Making people aware of the difference between the two helps sufferers to avoid the 'What ahve you got to be depressed about?' line which really does not help!
The problem is the word 'depression', which in many people's minds, means 'depressed' which is not the same thing at all.
Being depressed is part of the human condition. We all have it, occasional days when we feel down and a bit fed up, but it's transitory, and it does not last, and it balances our emotions for us.
Deprression is a debilitating and often fatal mental illness. Sufferers may have recurring bouts with varying severity throughout their lives. With increasingly sophisticated modern anti-depressants, a lot of peoples' symptoms can be controlled with regular medication, which may be for life, and as has been advised, it is control, rather than cure, much like insulin for a diabetic.
To confuse 'being depressed' with 'depression' is to confuse a sprained ankle with a foot amputation with a rusty tin lid and no anaesthetic - the gulf really is that wide!
I for one would prefer a different noun for the condition - preferable one which has the same instantant chilling ring as 'cancer' - no room for misunderstanding there!
So, you can be as rich as Cresus and still be depressed, and have depression - the two are not lined, except by a similar descriptive noun.
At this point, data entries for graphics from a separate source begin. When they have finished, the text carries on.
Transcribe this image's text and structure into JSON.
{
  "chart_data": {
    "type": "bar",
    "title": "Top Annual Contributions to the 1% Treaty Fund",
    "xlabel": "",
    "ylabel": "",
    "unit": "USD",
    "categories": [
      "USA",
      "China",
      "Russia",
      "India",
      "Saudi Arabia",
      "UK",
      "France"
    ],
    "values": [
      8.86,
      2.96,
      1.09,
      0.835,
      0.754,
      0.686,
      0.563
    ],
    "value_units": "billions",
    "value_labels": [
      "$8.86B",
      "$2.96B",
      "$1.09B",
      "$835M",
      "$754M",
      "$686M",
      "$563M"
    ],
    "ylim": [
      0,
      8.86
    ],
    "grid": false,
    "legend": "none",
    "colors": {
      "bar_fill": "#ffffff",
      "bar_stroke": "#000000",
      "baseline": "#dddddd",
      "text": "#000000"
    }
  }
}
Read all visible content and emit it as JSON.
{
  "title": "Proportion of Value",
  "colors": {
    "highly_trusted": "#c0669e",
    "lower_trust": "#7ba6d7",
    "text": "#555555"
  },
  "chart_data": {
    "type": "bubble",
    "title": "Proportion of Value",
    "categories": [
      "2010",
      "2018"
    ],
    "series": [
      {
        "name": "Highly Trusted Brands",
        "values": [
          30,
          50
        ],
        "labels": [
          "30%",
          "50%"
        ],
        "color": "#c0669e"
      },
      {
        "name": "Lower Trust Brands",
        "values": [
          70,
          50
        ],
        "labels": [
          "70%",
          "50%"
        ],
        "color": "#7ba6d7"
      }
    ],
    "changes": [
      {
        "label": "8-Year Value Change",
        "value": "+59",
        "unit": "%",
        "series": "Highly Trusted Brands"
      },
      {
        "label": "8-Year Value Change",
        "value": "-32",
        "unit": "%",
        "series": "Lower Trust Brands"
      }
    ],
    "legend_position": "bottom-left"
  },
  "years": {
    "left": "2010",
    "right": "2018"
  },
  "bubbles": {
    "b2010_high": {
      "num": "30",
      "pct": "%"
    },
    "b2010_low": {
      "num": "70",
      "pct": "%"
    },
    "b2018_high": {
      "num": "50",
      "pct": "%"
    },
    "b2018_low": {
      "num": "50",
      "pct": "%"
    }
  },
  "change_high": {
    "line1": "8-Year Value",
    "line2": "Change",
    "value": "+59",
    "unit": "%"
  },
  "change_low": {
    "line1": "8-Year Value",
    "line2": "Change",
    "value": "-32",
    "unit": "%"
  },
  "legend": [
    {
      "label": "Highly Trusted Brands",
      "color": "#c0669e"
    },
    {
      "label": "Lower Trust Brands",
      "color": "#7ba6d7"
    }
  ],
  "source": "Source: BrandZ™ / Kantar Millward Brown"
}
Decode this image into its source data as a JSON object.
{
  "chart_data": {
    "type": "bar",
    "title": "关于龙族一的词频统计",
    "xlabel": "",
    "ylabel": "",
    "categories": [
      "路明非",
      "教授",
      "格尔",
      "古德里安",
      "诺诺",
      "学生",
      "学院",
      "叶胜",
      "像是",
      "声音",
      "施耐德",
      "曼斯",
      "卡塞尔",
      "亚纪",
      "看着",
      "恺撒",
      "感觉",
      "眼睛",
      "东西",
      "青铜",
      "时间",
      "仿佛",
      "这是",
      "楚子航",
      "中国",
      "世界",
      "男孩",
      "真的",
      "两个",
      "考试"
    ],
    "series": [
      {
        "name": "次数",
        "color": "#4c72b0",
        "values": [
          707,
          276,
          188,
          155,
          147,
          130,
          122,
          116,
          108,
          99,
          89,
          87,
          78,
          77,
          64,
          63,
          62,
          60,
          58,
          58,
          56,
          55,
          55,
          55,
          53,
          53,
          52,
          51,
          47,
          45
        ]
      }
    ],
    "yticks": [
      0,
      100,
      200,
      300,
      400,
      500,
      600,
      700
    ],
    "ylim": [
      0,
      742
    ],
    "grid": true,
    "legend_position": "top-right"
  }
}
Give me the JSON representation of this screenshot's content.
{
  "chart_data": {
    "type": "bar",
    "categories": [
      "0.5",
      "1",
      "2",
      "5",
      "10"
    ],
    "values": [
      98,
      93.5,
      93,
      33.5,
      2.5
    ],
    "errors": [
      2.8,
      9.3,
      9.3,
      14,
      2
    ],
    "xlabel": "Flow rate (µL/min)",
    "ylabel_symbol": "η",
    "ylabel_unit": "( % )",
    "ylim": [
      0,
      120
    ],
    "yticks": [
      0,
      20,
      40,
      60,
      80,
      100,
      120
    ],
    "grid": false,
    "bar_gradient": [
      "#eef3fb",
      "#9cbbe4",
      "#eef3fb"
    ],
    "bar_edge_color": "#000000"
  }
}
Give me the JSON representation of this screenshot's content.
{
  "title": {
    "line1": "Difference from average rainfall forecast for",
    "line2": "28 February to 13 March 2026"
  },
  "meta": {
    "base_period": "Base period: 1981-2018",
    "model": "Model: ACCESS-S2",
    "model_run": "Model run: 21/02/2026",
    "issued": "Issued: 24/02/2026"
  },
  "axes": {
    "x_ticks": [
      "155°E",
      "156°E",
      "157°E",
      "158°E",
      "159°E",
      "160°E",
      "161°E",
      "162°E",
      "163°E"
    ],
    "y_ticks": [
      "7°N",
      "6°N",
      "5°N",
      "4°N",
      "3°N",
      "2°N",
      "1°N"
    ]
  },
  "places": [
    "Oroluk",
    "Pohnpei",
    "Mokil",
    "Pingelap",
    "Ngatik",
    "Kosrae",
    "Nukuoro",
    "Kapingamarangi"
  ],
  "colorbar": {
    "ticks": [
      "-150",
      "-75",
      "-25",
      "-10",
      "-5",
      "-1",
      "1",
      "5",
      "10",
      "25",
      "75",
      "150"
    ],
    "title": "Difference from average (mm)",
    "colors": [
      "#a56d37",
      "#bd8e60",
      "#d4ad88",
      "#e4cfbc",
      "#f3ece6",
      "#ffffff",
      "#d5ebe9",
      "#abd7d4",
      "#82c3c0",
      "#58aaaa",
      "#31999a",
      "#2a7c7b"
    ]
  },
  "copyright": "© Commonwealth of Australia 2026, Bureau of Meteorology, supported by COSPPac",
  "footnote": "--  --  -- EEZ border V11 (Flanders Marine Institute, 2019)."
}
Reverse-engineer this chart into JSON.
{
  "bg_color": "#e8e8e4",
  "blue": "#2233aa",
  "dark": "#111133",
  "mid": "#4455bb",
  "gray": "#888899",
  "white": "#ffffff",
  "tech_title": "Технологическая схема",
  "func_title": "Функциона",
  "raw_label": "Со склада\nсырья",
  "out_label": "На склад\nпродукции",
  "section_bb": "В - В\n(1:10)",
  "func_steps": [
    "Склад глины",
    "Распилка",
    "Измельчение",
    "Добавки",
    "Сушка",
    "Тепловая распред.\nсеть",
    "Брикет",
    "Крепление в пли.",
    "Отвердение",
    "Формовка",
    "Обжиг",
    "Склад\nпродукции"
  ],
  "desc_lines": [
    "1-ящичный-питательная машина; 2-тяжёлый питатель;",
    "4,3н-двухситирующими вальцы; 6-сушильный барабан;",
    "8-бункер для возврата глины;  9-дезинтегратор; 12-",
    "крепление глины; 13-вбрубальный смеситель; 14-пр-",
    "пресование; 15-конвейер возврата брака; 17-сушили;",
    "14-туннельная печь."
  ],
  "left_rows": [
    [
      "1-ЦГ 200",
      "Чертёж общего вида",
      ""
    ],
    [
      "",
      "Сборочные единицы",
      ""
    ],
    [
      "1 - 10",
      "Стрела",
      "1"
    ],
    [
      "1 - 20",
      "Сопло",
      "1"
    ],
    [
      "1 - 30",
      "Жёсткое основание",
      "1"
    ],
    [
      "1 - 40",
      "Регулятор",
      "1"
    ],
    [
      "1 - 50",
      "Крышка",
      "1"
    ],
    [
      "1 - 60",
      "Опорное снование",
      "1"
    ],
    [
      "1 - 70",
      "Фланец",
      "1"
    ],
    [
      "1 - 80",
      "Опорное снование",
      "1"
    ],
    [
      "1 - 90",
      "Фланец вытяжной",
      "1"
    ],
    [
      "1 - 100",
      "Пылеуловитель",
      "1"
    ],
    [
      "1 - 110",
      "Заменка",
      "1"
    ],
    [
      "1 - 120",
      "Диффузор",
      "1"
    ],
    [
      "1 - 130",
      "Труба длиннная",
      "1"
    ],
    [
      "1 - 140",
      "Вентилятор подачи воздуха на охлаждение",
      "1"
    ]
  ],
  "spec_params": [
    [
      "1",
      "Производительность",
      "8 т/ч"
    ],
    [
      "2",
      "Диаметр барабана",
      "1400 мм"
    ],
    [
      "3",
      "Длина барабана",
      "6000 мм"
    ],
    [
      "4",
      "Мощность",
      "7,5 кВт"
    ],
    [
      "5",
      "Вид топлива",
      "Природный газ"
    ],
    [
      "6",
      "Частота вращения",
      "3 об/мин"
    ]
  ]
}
Making people aware of the difference between the two helps sufferers to avoid the 'What ahve you got to be depressed about?' line which really does not help!
Andy-Hughes I want to hug you right now....you've said it all in a nutshell and the more people understand that, the better this world will become with less ignorance and intolerance to those who have depression. I have had recurrent bouts of depression on and off for years and my first bout initially started after I had Scarletina, which was the cause at the time. Since then, I have had various sessions of therapy and been on and off of two or three different types of medication and I have now come to a very logical conclusion. I am meant to take a little pill every day and will do for the rest of my life. In my case, the alternative doesn't bear thinking about. It is certainly something that you never have to suffer in silence about and there is lots and lots of help out there. No one should ever have to suffer with this.
In answer to rov's OP, yes it can go away. I had a severe bout of clinical depression in my 20s, "treated" with medication for many years and linked with an anxiety state. Over the years i slowly grew in confidence and the anxiety withdrew, and now I can confidently say that people who knew me then would not know me now. It's a long slow process and each step at a time is important - when I started to come off medication, it was half a tablet at a time. "Snap out" is not an option to the sufferer, and andy-hughes' words are wise. We all get depressed from time to time as life does things, but clinical depression is a different situation altogether. Like greedyfly - you also have to want to climb out of it, and thankfully, when the time was right, I could and did.